Drittes Beispiel: Ich habe Professor Saleemul Huq von der Unabhängigen Universität Bangladesch zugehört. Er war enttäuscht, dass es nicht gelang, den lange beschlossenen, eigentlich bereits 2020 fälligen Klimafonds der Industrienationen zusammenzubekommen. 100 Milliarden Dollar pro Jahr sollten dem globalen Süden helfen, den Klimawandel zu bewältigen. Zum Vergleich: Die jährlichen Schäden allein durch die deutschen Emissionen betragen mehr als 150 Milliarden Euro. Saleemul Huq benennt den Vertrauensverlust in Verhandlungen bei all den Menschen, die die Klimakrise nicht verantworten, aber alles durch sie verlieren. In Bangladesch wächst die Zahl der Vertriebenen entsetzlich schnell, doch immer weniger Menschen sterben: Weil sie wissen, was man tun muss, wenn ein Zyklon heranrollt, weil Schulkinder ihre Nachbarn überzeugen, Schutz zu suchen, weil eine Warnung fast immer die Gefährdeten erreicht. Länder wie Deutschland können davon lernen, nach der Flut von 2021, sagt er.

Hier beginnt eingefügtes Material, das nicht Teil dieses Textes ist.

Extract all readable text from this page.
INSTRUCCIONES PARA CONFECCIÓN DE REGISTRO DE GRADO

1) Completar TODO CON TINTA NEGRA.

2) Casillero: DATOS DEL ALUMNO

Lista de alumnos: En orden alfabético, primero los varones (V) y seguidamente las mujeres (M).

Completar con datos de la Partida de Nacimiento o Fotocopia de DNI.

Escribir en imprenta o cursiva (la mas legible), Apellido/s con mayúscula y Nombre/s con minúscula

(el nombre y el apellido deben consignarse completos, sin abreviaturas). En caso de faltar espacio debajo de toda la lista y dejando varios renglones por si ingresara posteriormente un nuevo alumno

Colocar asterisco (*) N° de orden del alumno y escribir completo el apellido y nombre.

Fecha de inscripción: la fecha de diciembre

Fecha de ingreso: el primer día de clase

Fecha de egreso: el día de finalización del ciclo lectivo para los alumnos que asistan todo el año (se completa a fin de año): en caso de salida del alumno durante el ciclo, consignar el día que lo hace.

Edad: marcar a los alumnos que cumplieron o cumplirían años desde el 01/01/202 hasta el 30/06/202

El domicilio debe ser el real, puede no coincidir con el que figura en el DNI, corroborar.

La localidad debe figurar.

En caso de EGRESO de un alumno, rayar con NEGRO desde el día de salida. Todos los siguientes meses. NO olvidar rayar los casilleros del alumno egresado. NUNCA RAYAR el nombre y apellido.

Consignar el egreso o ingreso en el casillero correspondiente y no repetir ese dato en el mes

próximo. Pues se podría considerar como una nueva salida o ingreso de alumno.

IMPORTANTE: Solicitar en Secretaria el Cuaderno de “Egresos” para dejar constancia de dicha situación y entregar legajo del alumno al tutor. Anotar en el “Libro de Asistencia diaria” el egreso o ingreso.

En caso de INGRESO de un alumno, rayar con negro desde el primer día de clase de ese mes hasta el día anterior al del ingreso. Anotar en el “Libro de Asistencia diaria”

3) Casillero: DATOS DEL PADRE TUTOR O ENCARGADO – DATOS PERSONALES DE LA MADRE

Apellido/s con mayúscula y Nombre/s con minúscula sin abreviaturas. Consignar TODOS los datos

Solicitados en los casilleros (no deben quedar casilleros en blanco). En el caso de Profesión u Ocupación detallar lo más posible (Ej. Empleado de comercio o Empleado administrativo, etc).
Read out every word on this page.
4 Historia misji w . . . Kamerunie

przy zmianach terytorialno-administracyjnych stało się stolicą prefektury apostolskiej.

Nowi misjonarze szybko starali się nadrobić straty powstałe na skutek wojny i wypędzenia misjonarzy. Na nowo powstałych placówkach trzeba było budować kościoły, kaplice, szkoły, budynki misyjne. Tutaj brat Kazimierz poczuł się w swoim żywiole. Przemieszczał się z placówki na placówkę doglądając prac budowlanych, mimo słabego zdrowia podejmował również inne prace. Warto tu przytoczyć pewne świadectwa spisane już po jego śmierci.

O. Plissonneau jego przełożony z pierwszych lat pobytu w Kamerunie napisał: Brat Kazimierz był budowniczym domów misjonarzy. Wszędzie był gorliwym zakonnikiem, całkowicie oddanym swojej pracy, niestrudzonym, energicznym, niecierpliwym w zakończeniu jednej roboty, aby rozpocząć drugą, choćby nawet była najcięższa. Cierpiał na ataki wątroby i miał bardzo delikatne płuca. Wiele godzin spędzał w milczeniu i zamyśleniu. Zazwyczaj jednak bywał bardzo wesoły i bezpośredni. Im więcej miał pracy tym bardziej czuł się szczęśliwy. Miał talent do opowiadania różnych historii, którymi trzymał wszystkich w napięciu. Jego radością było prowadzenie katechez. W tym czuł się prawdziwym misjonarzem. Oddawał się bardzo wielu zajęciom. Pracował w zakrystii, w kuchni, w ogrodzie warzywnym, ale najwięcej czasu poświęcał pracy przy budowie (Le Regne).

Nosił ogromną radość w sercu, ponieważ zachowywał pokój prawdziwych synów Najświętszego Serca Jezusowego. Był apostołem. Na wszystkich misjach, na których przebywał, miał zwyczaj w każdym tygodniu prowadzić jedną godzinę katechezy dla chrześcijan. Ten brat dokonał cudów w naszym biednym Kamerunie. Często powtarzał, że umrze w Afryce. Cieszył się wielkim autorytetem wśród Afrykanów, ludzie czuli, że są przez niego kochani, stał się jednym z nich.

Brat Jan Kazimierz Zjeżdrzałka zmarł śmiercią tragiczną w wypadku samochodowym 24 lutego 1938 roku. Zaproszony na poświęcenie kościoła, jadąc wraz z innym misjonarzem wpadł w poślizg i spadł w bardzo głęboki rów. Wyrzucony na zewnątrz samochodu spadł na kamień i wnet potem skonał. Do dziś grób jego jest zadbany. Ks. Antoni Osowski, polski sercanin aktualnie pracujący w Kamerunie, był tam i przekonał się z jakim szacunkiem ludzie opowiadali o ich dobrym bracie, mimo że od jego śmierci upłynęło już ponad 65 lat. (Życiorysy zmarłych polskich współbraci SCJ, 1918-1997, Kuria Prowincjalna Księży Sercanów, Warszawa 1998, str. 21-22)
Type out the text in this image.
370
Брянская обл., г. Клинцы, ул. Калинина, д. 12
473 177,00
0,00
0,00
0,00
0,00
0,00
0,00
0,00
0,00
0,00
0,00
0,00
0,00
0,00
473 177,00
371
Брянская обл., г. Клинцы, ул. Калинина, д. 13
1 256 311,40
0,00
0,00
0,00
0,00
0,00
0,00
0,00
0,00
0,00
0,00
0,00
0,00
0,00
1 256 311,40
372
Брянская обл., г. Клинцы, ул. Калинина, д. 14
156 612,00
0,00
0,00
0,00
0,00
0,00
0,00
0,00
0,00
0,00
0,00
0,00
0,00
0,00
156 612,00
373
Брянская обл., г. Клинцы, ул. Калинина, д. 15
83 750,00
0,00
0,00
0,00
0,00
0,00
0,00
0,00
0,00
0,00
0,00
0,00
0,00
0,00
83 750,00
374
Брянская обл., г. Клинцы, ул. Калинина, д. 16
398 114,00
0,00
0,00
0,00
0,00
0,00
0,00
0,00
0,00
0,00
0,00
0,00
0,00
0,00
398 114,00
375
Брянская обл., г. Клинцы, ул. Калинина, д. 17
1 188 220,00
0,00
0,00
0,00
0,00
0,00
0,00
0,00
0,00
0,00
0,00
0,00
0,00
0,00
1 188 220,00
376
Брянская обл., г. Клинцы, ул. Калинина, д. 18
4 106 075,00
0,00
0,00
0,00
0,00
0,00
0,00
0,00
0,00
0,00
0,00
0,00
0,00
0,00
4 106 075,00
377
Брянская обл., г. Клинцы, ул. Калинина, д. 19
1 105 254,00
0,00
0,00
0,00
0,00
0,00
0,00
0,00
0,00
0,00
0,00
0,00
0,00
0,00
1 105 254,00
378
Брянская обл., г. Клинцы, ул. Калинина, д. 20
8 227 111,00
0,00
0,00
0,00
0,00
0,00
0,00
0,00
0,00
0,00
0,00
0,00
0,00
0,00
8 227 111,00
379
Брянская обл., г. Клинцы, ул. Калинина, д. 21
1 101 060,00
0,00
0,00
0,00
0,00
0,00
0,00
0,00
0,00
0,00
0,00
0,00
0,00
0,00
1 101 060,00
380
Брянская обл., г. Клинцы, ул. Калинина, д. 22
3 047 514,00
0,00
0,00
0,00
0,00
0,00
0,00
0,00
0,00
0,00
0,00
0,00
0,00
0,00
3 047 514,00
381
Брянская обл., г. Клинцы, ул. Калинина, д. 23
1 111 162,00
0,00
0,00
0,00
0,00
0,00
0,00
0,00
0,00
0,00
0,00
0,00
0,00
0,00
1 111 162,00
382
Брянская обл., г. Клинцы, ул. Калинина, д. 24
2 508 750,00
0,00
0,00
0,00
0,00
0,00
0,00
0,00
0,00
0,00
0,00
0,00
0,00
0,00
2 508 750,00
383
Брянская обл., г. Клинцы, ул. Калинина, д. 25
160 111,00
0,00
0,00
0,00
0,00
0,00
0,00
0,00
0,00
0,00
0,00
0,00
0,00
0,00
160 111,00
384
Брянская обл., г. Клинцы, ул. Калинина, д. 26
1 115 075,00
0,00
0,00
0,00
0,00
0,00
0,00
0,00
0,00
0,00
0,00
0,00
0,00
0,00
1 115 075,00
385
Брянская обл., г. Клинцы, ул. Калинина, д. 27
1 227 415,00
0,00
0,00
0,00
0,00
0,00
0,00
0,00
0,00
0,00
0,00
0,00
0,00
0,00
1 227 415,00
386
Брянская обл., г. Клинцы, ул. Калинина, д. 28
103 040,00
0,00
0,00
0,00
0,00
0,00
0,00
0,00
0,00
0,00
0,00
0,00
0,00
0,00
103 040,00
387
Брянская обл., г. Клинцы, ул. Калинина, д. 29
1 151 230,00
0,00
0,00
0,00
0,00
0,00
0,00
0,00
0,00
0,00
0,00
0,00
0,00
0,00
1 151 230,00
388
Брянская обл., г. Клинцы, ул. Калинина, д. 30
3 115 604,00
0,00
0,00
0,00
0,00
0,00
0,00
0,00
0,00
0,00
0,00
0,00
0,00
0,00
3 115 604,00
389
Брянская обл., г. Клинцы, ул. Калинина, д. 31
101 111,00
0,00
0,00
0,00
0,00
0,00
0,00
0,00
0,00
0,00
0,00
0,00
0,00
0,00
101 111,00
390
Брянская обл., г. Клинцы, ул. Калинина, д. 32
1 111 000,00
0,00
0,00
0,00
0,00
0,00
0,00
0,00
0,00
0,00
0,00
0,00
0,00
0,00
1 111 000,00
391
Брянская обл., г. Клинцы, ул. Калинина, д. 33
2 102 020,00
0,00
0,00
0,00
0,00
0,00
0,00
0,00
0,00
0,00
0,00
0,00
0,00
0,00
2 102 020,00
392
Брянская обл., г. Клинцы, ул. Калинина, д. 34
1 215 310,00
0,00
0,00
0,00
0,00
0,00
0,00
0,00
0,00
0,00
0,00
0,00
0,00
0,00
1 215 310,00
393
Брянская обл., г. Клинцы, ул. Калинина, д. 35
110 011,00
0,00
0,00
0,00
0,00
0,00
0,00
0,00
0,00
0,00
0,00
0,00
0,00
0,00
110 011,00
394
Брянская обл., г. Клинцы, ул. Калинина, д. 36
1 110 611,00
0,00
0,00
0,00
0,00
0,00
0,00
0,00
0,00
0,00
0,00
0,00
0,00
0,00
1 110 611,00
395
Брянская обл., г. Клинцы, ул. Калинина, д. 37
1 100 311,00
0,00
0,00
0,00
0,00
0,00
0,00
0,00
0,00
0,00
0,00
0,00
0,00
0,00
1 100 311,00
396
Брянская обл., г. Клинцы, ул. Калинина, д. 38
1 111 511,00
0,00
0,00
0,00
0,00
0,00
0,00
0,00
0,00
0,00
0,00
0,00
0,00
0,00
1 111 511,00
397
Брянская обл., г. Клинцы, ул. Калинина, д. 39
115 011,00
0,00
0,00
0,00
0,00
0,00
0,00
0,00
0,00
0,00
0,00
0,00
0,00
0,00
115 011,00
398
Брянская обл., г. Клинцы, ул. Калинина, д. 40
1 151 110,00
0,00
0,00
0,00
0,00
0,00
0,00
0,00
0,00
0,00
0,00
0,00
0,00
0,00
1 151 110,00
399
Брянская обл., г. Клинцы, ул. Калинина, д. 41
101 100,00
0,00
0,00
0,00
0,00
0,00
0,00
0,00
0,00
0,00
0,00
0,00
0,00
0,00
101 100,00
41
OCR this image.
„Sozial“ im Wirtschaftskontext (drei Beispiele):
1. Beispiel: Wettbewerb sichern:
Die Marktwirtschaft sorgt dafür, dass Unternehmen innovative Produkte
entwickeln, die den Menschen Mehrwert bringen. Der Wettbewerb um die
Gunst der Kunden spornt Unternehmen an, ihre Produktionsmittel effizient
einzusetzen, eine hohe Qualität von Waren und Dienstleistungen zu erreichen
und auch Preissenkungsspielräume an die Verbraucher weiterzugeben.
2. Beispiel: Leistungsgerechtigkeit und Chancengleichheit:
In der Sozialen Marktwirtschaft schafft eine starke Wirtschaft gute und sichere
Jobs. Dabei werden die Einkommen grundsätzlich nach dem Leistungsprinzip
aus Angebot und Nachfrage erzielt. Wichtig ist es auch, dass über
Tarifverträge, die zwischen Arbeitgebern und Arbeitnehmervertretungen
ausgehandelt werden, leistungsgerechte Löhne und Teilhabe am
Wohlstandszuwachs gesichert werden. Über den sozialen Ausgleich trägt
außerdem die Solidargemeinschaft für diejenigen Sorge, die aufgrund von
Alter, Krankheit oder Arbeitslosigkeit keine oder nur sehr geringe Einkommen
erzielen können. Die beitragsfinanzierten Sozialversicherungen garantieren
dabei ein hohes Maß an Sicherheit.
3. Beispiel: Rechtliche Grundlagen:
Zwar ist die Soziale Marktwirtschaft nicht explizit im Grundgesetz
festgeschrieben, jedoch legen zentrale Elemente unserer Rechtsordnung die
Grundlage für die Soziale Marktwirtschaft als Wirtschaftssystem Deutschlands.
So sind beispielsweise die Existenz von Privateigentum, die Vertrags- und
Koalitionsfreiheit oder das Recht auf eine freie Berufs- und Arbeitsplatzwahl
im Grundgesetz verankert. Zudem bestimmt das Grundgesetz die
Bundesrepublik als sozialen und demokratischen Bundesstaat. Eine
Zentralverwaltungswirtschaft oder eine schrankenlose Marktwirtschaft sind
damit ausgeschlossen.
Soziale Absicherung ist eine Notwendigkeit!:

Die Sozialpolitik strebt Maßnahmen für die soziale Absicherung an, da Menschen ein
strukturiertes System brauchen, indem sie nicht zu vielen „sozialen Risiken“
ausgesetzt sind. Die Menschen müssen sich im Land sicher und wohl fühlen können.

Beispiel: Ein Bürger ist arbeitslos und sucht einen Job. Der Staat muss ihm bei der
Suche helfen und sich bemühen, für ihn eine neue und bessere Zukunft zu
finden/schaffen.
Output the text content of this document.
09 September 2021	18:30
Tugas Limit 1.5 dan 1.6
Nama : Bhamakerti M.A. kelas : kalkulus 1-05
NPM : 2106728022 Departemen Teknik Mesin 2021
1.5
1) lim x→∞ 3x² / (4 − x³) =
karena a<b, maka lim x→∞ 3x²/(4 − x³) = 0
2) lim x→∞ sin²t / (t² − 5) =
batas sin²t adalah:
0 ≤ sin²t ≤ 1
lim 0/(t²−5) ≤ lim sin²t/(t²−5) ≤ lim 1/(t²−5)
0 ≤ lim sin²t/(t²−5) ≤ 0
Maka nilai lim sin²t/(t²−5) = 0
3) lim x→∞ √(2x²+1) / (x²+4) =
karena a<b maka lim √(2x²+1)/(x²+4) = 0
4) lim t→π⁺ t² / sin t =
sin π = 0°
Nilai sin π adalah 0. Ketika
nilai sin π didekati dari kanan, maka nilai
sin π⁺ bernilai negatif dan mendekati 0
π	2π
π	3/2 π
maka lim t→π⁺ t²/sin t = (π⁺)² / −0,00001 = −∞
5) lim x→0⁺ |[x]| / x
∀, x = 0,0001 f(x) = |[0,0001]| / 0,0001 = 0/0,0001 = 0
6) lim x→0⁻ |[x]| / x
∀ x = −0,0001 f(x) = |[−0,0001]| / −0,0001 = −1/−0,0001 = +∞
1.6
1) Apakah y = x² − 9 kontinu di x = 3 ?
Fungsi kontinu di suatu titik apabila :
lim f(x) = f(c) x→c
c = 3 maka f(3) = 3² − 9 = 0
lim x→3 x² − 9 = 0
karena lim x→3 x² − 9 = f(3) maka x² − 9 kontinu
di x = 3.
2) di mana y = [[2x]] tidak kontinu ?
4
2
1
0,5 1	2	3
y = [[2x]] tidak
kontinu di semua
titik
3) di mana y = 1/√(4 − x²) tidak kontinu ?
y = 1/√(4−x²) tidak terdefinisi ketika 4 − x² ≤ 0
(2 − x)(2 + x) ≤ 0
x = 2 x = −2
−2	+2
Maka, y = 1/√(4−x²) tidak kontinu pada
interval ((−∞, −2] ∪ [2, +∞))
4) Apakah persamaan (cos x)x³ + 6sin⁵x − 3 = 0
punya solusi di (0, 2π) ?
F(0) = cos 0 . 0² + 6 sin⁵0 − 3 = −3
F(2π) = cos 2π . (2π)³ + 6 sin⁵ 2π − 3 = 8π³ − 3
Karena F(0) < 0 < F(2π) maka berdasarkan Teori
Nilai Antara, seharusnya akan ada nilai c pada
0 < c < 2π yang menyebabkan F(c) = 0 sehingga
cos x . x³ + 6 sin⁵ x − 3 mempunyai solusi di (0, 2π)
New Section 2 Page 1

Klimakonferenzen sind also ein essenzieller Teil der großen Kraftanstrengung. Man sollte ihnen viel Unterstützung geben, denn gerade internationale Allianzen können große Schrauben stellen. Auch Kritik an mangelndem Fortschritt muss sein - denn Kritik ist ja auch nur eine Form, Hoffnung auszudrücken. Viel schlimmer wäre Gleichgültigkeit.